Исходя из этой мысли, на протяжении нескольких лет я глубже усвоил феномен литературы и истории духа, который всегда мне казался чем-то давящим и темным, который наши учителя и литературоведы ни разу не смогли объяснить так, чтобы я был удовлетворен.
Этот странный феномен воплощен и в писателе, решающем крупные проблемы, и в мастере деталей и идиллии. Есть писатели, чьи произведения нас не восхищают, но веют на нас загадочным духом величия и значимости, потому что эти писатели "избрали" великие темы человечества и придали форму колоссальным проблемам человеческого бытия. С другой стороны, есть так называемые мелкомасштабные писатели, которые не высказали ни одной великой, мощной, всемирно-исторической мысли, которых вообще никогда не волновало происхождение и будущее человечества со всеми его проблемами, которые предпочитали петь и фантазировать о маленьких судьбах, о чувствах любви и дружбы, о скорби над преходящим, о ландшафтах, животных, певчих птицах и облаках в небе, но которых мы очень любим и перечитываем вновь и вновь. Всегда в растерянности гадали, куда, собственно, отнести и как расценить этих писателей, эти простые души, которые ничем не потрясают и которых мы все равно так любим! Я имею в виду всех этих Эйхендорфов, Штифтеров и им подобных.
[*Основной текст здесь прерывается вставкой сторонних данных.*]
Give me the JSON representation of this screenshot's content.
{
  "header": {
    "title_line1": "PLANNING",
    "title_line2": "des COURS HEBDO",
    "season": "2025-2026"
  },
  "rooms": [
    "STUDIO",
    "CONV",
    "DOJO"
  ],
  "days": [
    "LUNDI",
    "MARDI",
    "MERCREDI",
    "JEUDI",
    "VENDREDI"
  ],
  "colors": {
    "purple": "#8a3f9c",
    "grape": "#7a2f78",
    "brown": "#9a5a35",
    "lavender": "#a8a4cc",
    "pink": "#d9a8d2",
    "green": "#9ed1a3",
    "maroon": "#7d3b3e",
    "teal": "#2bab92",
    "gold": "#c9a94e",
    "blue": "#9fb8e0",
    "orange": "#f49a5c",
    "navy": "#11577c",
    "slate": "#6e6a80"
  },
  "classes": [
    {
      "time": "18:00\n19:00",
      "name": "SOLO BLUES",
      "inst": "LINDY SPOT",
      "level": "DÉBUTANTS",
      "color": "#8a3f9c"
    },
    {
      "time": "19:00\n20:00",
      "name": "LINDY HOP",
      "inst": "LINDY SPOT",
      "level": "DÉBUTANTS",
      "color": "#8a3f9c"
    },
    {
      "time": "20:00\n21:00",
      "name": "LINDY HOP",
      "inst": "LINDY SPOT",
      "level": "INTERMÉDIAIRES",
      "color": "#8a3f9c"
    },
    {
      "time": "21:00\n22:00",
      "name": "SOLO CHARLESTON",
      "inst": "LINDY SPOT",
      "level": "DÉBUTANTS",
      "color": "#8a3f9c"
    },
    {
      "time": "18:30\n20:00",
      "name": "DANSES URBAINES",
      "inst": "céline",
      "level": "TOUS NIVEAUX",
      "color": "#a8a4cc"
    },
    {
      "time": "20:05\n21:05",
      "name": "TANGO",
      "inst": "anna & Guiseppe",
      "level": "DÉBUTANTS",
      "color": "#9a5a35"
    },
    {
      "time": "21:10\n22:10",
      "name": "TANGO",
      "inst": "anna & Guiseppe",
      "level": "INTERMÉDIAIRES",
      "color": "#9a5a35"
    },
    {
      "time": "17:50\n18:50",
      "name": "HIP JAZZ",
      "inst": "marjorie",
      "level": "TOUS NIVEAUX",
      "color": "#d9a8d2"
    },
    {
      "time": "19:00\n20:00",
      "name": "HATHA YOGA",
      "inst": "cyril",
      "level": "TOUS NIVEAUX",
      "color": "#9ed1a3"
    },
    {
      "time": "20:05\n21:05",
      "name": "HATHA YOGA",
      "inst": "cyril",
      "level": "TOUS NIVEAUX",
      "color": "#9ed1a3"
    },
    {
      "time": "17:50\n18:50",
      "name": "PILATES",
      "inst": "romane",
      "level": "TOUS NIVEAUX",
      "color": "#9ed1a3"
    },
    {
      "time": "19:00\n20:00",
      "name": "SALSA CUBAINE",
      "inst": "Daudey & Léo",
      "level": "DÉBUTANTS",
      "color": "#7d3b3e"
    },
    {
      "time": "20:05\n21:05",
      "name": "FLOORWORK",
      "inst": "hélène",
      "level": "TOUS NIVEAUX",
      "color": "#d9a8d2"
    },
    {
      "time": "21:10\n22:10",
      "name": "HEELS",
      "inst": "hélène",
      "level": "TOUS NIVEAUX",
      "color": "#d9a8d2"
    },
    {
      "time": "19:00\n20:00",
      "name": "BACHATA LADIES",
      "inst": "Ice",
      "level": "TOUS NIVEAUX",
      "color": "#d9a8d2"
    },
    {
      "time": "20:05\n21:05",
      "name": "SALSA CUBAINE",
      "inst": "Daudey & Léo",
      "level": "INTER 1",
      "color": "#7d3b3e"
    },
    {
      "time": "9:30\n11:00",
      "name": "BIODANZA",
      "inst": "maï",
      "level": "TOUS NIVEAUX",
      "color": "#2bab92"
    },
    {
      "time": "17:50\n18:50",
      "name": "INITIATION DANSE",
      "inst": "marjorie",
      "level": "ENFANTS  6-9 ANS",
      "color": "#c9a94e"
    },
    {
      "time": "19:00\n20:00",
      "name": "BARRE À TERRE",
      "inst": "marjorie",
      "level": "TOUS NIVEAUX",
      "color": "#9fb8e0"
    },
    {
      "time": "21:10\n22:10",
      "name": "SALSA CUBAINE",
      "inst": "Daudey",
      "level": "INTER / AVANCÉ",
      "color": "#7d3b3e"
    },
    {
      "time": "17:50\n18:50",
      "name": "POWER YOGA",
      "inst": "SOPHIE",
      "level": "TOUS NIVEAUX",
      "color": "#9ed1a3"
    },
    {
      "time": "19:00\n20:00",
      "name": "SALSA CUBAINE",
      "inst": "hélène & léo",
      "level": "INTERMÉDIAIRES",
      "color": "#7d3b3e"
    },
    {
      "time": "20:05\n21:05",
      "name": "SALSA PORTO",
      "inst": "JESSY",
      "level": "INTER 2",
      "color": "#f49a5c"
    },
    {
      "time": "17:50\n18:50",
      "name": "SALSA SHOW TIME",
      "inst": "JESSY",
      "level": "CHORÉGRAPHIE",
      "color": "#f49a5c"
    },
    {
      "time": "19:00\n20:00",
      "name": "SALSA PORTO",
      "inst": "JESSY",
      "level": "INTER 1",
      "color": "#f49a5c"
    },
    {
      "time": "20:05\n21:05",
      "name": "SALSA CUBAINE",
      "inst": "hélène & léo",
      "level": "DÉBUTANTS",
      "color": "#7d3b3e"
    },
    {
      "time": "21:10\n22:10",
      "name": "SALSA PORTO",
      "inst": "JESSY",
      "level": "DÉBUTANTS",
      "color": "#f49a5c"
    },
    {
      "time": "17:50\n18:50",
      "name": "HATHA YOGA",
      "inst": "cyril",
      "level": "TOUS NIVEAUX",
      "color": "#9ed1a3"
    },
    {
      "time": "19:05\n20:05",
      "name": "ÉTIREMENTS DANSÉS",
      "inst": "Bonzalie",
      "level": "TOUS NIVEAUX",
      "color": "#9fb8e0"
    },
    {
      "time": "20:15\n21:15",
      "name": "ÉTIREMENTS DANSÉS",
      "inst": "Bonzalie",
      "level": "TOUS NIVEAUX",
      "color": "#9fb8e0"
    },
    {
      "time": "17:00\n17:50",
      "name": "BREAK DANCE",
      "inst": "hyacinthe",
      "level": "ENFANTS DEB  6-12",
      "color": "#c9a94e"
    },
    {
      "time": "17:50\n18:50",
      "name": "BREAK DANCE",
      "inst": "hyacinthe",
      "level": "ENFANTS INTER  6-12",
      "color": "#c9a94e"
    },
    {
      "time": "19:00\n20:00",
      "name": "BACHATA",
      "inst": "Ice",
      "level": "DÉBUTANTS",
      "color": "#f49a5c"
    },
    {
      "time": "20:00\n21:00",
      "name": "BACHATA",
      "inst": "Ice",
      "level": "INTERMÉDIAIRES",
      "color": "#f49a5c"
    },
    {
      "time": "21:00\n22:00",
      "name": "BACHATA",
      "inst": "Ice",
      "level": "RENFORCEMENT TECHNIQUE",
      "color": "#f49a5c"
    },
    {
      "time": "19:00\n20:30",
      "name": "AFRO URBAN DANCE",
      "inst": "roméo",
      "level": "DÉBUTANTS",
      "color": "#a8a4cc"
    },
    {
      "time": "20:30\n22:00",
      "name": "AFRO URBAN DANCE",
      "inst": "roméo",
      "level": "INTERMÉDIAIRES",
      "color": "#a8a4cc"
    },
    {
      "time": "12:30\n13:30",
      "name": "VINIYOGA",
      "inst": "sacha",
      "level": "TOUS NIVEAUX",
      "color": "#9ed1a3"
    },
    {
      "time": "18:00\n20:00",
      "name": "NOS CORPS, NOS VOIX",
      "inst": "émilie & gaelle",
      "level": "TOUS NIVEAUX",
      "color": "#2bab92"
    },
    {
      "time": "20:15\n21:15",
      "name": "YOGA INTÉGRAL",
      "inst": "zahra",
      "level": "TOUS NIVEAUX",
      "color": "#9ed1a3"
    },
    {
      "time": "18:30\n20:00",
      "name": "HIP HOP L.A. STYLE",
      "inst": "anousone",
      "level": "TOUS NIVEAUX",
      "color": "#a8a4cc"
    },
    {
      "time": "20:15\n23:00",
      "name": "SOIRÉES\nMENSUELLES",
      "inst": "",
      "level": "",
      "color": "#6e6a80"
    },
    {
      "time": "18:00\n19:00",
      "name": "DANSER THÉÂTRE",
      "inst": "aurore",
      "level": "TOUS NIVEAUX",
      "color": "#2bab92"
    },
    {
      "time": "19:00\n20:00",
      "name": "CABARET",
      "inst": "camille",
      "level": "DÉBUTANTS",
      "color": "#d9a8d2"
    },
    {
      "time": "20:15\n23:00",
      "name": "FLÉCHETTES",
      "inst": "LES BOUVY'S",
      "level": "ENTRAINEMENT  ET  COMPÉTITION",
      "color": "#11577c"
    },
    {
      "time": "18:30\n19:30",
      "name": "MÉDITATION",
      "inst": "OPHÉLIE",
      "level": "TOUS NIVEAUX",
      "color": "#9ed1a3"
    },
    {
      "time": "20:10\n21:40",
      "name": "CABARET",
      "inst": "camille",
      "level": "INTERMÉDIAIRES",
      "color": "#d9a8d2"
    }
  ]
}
С другой стороны, в сумраке своей знаменитости возвышаются великие искатели проблем, постановщики великих вопросов - Хеббели и Ибсены (я не причисляю к ним немногих действительно великих писателей-пророков: Данте, Шекспира, Достоевского), странные гиганты, которые, поднимая в своих произведениях глубочайшие проблемы, так мало радости доставляли нам в целом.